Does anyone here have a powerful Server that could test a search engine to see how many pages/terms/documents/results and search engine could stand. Some search engines that you can download say they support 20,000 pages or 10,000 documents.. I'm wondering if any one wants to stress test a Search Engine. Or do you know of any body or group that could host a test of a search engine for a stress test. (note: I'm not trying to prove thoughs numbers but test a Search Engine which has never been tested)
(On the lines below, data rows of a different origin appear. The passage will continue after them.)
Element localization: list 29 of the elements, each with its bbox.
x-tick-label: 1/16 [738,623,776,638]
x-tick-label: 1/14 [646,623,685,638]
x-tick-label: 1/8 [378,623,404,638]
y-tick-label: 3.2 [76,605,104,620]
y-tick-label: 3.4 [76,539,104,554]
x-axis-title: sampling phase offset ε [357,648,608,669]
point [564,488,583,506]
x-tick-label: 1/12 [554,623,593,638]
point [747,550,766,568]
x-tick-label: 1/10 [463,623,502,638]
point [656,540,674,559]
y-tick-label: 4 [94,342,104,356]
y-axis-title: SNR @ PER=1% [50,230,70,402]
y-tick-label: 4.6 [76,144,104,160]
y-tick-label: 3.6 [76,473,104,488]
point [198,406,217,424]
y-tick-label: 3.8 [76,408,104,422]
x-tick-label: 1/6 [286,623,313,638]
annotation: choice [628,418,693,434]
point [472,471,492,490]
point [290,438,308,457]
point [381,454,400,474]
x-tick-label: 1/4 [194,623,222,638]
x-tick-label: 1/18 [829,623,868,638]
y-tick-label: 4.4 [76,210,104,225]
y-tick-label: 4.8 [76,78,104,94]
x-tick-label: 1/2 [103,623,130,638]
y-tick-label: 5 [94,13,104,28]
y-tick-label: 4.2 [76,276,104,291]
No, you can't use mine . But 20K documents is chicken feed. Your desktop computer and home internet connection should be able to handle that. For contrast, I'm running a search engine on a machine with dual xeon, 8gigs of ram, and 3X300 gig HD's in Raid 0. When I crawl using nutch I have to cap the crawler so it doesn't exceed 20mbs - it'd likely do 30 or 40mbs or more if left unfettered. The crawl itself doesn't take much computing power. And IIRC, it'll download something like 100K documents or more per hour. Once the documents are downloaded, you have to build an index. We build our index in chunks or segments of 400K documents. Each segment takes a few hours to index and spikes the CPU cycles up to almost 100%. (caveat: I'm not sure how accurate that actually is as it's a dual processor machine with hyperthreading, so it has effectively 4 cpu's - but I'm not sure if my monitoring actually looks at all 4 cpus. Certainly when indexing it doesn't seem to slow the machine down). I know that's not what you're looking for, but hopefully that'll be a benchmark.
I've got two. www.mozdex.com which also provides a free opensearch feed (you can integrate the search feed into other aps - like the google api, but free). And I've got a Canadian search engine at www.acrosscan.com.